Unlocking potential key to Mullins’ success

KINGSTON — Nancy Mullins has travelled around Central America as a missionary, been a wilderness guide in the woods of Minnesota, worked as a volunteer at schools in many states and held odd jobs at numerous points in between. She’s finally arrived at what she believes is the most crucial of all tasks — teaching the next generation.

KINGSTON — Nancy Mullins has travelled around Central America as a missionary, been a wilderness guide in the woods of Minnesota, worked as a volunteer at schools in many states and held odd jobs at numerous points in between.

She’s finally arrived at what she believes is the most crucial of all tasks — teaching the next generation.

“I really think there’s no greater impact on the world that you can have,” she said of being a teacher. “It’s a huge, important job we do.”

The result of her passion in education and the attitude she holds for it has won her the accolades of this year’s Rangvald Kvelstad Teacher of the Year Award, one of only two teachers in the North End to receive such prestige.

Even so, she’s quick to pass off credit to all of her fellow professionals.

“I think we all have impossible, crazy, hard jobs,” Mullins said of North Kitsap educators. “We all are teachers of the year.”

Mullins, who has taught at Gordon Elementary School for seven years, has two main philosophies she brings to her fifth grade classroom: that each student must be both engaged and excited, as well as have self-confidence, if they are to learn successfully.

“I really think kids are very talented and each of them has so much potential,” she said. “You just have to unlock it.”

Mullins graduated from Idaho State University in 1971 and received her teaching credentials from Seattle Pacific University following her schooling. After a year of studying Spanish in Costa Rica, Mullins worked as a missionary in Central America. She also worked summers for many years as a wilderness guide in Alaska, Minnesota and Island Lake Camp in Silverdale. She’s taught at a variety of Christian schools in the Pacific Northwest.

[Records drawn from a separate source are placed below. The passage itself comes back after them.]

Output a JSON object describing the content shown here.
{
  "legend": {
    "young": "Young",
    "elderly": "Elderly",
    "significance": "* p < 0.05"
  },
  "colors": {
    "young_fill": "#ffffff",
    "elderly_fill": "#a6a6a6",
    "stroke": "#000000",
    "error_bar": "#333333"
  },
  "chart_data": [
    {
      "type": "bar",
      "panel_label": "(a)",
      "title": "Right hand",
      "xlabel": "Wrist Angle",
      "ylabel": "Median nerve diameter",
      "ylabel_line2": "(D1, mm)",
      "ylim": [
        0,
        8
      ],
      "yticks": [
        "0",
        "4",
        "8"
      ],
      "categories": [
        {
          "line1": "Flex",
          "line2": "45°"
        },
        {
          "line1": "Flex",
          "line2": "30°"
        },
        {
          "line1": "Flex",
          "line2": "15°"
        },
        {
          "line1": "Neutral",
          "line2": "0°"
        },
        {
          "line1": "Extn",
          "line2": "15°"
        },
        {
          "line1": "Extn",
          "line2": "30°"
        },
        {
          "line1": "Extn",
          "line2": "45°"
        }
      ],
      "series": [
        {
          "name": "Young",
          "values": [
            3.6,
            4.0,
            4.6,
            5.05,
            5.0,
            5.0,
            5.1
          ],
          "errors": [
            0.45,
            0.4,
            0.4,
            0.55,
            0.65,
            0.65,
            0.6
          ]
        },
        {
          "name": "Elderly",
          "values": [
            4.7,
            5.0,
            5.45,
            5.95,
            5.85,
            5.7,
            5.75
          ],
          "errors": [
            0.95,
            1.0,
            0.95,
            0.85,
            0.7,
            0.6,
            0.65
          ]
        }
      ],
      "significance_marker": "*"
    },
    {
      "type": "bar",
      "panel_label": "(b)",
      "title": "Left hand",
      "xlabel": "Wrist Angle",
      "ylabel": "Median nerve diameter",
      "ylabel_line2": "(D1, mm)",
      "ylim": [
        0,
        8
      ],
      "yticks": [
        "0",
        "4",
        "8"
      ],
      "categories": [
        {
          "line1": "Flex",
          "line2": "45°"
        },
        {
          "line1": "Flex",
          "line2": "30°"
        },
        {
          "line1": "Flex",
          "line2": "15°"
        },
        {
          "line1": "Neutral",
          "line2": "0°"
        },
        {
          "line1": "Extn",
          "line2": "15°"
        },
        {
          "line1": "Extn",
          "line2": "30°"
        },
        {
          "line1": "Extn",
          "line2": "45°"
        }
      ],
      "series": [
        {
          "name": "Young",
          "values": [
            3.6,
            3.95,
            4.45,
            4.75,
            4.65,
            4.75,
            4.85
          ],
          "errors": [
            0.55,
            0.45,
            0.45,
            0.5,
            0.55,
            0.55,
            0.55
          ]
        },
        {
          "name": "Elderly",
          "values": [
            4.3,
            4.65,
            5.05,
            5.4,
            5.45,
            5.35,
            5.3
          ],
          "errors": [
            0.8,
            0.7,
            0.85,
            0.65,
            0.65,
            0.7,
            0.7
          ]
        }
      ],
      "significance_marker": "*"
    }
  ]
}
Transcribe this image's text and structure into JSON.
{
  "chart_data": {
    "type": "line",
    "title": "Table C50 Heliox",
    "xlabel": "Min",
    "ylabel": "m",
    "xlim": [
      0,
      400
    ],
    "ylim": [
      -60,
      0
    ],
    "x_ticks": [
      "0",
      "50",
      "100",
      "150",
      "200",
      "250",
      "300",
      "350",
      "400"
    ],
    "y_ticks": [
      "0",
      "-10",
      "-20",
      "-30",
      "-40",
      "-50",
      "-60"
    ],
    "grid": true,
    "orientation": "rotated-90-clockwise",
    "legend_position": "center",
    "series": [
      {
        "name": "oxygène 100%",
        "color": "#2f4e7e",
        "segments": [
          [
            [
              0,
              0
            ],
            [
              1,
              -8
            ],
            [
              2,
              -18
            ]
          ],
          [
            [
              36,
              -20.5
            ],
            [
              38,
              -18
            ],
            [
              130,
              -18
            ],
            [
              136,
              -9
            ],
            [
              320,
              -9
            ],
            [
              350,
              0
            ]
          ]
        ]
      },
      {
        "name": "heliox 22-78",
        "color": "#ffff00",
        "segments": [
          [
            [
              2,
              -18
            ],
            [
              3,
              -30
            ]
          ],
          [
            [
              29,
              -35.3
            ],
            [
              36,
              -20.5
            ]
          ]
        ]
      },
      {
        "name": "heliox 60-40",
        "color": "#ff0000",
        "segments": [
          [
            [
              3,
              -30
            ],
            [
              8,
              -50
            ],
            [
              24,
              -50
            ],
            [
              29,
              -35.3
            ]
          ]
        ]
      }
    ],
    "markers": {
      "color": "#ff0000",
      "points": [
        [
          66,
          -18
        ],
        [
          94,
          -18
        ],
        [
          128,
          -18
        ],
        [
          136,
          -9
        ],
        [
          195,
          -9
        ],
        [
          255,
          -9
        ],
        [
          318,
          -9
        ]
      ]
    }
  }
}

Mullins became a stay-at-home mom to raise her three children in Eglon but wanted to return to teaching when she and her husband Jerome’s nest was emptied.

While Mullins is definitely a teacher, she prefers to think as herself many times as more of a classroom “cheerleader.”

“If you just show them how amazing they are, they learn to believe in themselves,” she said.

Perhaps her key as an educator, though, is the way in which she finds ways to get her students interested in topics as a precursor to learning.

“Instead of just studying something, if you get them excited about it, they really take off,” she said.

Note: Presentations of the Rangvald Kvelstad Teacher of the Year awards will take place at the North Kitsap School Board meeting, at 7 p.m. May 26. Mullins and Poulsbo Junior High School teacher Gayl TenEyck (featured in the May 21 edition of the Herald) will be on hand to receive their awards.